The 5W+H: Who, What, When, Where, Why, How
- Who: Indian passengers transiting through or flying to/from Dubai, Abu Dhabi, Doha, and Muscat — plus carriers including Emirates, Air India, IndiGo, and flydubai, according to reports citing airline operational bulletins.
- What: A fresh wave of Iranian attacks on Gulf states has forced the suspension of civilian flights and closure of airspace over the UAE, Oman, and Qatar, stranding passengers and disrupting one of the world's busiest aviation corridors, per Condé Nast Traveller Middle East.
- When: The disruptions began in the current cycle of Iranian strikes in 2026, with airspace closures still in effect and no confirmed reopening timeline as of this report.
- Where: Dubai International Airport (DXB), Abu Dhabi, Doha's Hamad International, and Muscat — the four Gulf hubs that collectively handle over 60% of Indian international air traffic.
- Why: Iran's escalation targeting Gulf states has rendered civilian overflights unsafe, forcing aviation authorities to close airspace corridors that serve as the backbone of India-Europe, India-Americas, and intra-Gulf routing.
- How: Gulf civil aviation authorities issued NOTAMs (Notices to Air Missions) closing affected airspace sectors; airlines responded by grounding departures, diverting en-route flights, and suspending bookings on affected routes.
Frequently Asked Questions
Are all flights from India to Dubai currently suspended?
Flights to and from Dubai, Abu Dhabi, Doha, and Muscat are suspended due to Gulf airspace closures following Iranian attacks on the UAE, Oman, and Qatar, according to airline operational bulletins. No confirmed reopening timeline has been announced as of this report.
What should stranded Indian passengers in Dubai or other Gulf airports do immediately?
MEA advisories urge passengers to contact the nearest Indian mission, register on the MADAD consular portal (madad.gov.in), and monitor airline communications for rebooking options. Passengers should retain all receipts and boarding passes for potential compensation claims.
Are there alternative flight routes from India to Europe or the US that bypass Gulf airspace?
Yes — routes via Istanbul (Turkish Airlines), Singapore (Singapore Airlines), or direct carriers like Air India's non-stop services bypass Gulf airspace. However, fare-tracking platforms indicate 40-70% price surges on these alternatives due to sudden demand spikes.
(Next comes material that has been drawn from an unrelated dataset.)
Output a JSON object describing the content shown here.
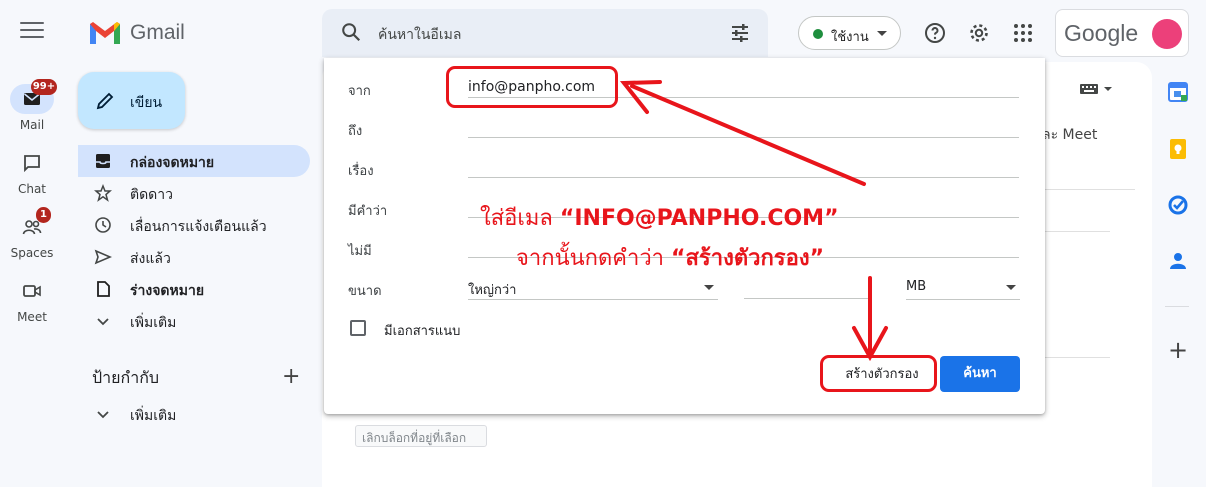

Will the Indian government evacuate stranded citizens from the Gulf?
No formal evacuation has been announced, but sources familiar with MEA's crisis posture suggest Vande Bharat-style contingency planning is being revisited. The government has not confirmed activation as of this report.
How does this affect Indian workers living in Gulf countries?
Over 8.5 million Indians in GCC nations face potential disruption to travel, remittance transfers, and daily life. MEA advisories apply to residents as well as transit passengers; Indian missions in affected countries are operating on heightened alert.